SAMBA digest 1706

Dan Wilder dan at
Tue Jun 2 22:34:28 GMT 1998

> ------------------------------
> Date: Tue, 02 Jun 1998 17:28:41 +0000
> From: Jeff Wiegley <jeff at>
> To: samba at
> Subject: ARGH!! why does my samba server lose domain master elections??
> Message-ID: <35743649.5CF3502F at>
> Subject pretty much says it all.
> (And *please* don't point me BROWSING.txt since I've been there done
> that and it still doesn't work)

[ ... ]

> Now for my problem:
>   I have a samba machine which has the following WINS settings...
>      domain master = yes
>      local master = yes
>      os level = 255
>      preferred master = yes
>      wins support = yes
>   now, even though I have the os level set to a hideously high setting
>   which should beat everything out there I still keep getting beaten
>   by WinNT machines that are on my net.

Me too.  Samba 1.9.18p7.  It doesn't happen right away, though.  Several
days of running, and nmbd begins losing elections consistently, although
it is still responding.

My workaround is a script that runs once a minute looking to see who is
master.  When it sees the samba server isn't, kills nmbd on the
server then restarts it.  Then all is fine for 5-10 days again.

>   So everynow and then my users come to me and say... "I can't seem to
>   see all the machines I should in the Network Neighborhood; why is that?"

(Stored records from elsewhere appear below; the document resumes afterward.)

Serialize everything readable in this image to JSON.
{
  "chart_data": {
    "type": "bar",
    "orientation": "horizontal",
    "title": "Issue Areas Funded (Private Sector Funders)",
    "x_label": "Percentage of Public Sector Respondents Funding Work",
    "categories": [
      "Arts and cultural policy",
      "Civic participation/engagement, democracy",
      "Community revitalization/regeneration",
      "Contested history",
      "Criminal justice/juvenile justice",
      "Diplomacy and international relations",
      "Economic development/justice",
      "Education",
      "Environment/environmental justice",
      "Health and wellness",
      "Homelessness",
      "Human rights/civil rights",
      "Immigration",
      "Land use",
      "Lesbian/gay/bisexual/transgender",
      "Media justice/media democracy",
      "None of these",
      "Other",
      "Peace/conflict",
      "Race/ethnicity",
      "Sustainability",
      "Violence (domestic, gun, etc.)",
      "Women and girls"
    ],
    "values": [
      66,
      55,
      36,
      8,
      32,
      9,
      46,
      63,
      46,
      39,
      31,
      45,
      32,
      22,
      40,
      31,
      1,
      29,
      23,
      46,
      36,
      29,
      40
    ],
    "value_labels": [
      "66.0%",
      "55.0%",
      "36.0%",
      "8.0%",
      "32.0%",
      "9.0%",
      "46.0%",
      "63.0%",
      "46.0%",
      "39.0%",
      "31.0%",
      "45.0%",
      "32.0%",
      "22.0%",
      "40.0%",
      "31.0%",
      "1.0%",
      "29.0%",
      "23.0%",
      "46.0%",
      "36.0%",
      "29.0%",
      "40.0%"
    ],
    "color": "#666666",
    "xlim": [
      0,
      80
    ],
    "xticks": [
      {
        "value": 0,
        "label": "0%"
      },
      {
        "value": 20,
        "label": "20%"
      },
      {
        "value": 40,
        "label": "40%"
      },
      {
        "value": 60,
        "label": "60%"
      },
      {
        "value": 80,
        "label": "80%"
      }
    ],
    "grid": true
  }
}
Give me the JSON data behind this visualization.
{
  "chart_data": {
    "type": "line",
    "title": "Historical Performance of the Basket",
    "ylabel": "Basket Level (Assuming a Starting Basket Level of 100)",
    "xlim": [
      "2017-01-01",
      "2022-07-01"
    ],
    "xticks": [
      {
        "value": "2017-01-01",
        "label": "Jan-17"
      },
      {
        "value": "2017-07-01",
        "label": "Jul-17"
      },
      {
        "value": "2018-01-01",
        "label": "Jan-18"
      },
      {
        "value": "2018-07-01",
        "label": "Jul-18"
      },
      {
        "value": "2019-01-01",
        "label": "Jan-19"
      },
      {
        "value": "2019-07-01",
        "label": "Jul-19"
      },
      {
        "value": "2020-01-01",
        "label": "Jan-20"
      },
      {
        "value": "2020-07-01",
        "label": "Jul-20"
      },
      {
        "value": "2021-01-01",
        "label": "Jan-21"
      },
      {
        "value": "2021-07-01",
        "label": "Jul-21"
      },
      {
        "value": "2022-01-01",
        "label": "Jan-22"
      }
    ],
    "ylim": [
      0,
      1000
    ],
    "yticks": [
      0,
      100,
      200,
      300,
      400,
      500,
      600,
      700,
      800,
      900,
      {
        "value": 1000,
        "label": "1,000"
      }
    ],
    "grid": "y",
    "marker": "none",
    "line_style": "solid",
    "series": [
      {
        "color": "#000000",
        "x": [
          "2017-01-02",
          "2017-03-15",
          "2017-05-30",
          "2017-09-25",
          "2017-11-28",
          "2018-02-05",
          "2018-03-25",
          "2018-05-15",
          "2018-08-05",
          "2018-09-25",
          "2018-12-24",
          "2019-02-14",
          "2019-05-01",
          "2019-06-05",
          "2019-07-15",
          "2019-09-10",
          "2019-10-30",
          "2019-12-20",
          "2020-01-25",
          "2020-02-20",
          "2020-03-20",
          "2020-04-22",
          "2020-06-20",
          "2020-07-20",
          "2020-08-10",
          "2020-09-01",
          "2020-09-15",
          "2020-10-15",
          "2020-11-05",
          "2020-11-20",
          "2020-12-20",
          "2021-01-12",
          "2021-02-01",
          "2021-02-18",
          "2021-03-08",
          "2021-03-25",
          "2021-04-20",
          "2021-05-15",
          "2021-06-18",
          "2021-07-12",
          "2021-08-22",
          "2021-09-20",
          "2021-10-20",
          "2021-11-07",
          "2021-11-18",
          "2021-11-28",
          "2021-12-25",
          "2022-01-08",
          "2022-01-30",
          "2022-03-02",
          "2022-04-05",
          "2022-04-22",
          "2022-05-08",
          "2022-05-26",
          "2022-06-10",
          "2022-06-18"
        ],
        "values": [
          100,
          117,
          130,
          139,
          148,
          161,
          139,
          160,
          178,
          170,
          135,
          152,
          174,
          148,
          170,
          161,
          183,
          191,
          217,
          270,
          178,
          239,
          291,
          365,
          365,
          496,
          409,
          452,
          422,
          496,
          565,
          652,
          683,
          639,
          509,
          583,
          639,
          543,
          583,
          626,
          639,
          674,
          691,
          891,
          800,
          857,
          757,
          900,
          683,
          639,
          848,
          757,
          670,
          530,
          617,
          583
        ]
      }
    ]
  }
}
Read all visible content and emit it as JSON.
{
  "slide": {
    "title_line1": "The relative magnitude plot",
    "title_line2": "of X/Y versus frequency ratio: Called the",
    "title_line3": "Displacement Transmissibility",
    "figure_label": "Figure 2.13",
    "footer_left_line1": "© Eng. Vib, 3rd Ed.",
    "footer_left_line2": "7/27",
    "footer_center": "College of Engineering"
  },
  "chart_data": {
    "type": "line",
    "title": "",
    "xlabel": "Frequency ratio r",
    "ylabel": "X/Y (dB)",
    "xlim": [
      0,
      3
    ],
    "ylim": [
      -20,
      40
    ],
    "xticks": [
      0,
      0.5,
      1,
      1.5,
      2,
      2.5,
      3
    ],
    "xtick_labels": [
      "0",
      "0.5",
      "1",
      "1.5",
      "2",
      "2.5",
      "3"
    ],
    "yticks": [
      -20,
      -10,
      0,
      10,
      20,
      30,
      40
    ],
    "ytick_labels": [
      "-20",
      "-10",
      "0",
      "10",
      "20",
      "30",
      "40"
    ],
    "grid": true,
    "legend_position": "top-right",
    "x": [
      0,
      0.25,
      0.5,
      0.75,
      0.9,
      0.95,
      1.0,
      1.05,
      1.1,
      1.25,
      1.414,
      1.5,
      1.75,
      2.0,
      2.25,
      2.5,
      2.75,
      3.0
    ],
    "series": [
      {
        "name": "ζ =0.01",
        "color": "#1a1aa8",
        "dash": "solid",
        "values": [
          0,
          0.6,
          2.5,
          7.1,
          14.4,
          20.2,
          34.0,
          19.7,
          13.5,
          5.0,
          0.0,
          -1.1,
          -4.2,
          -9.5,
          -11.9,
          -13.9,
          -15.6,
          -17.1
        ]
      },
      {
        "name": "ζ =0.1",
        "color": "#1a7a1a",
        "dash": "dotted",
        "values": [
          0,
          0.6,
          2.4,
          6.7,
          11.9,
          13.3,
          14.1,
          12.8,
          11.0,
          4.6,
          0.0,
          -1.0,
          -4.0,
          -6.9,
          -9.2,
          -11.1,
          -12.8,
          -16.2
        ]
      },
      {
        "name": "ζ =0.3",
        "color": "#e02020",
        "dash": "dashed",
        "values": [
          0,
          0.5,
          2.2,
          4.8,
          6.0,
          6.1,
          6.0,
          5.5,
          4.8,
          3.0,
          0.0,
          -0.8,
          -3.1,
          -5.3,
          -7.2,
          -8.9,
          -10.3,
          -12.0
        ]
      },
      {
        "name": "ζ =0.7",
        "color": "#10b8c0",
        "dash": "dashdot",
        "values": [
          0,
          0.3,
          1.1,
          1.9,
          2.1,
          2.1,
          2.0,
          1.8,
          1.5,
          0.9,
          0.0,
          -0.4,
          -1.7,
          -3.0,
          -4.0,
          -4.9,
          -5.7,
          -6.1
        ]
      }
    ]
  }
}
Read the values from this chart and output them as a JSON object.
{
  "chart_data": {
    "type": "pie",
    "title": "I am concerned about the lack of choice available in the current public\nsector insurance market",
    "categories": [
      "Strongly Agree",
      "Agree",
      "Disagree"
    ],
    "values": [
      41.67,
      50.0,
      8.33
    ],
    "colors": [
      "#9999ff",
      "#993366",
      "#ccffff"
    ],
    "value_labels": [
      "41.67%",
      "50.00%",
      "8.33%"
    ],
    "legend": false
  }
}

Yup, that's what happened.

>   and of course I send a HUP to nmbd and check the log.nmb file and
>   sure enough some WinNT box came up, forced an election and won.
>   I thought an os level of 255 would beat *everything* out there so
>   why are NT machines still capable of becoming the domain master
>   browser???  The WinNT installations are just simple typical installations.
> Thanks for any help you can offer,
> - Jeff Wiegley

The script I'm running, once a minute from cron, as root:

# If master host loses samba browse master, restart nmbd.
/usr/bin/smbclient -N -U guest -L ${MASTER} |\
/bin/sed -n '/Workgroup..*Master/,$p' > ${TMPFILE}
b=$(/bin/fgrep ${MASTER} ${TMPFILE})
if [ "$b" ]; then
  if [ -f /root/RESTART_NMBD ]; then
    rm -f /root/RESTART_NMBD
    mail root <<EOF
${MASTER} nmbd regained browse master.
elif [ ! -f /root/RESTART_NMBD ]; then
    /bin/touch /root/RESTART_NMBD
    /usr/bin/killall -KILL nmbd
    /usr/sbin/nmbd -D
    echo "${MASTER} nmbd lost browse master:" >${TMPFILE}.1
    cat ${TMPFILE} >> ${TMPFILE}.1
    mail root < ${TMPFILE}.1
rm -f ${TMPFILE} ${TMPFILE}.1


Warning: TMPFILE should be located in a directory with write permissions
only to root.  Adjust paths as appropriate.

My guess is there's a static variable in nmbd that gets scribbled on
once in a while.  If somebody can suggest an appropriate debug
level to trap this thing closer to red-handed I'd be happy to
rotate log files frequently and have my little script save the
relevant chunk when it sees a problem.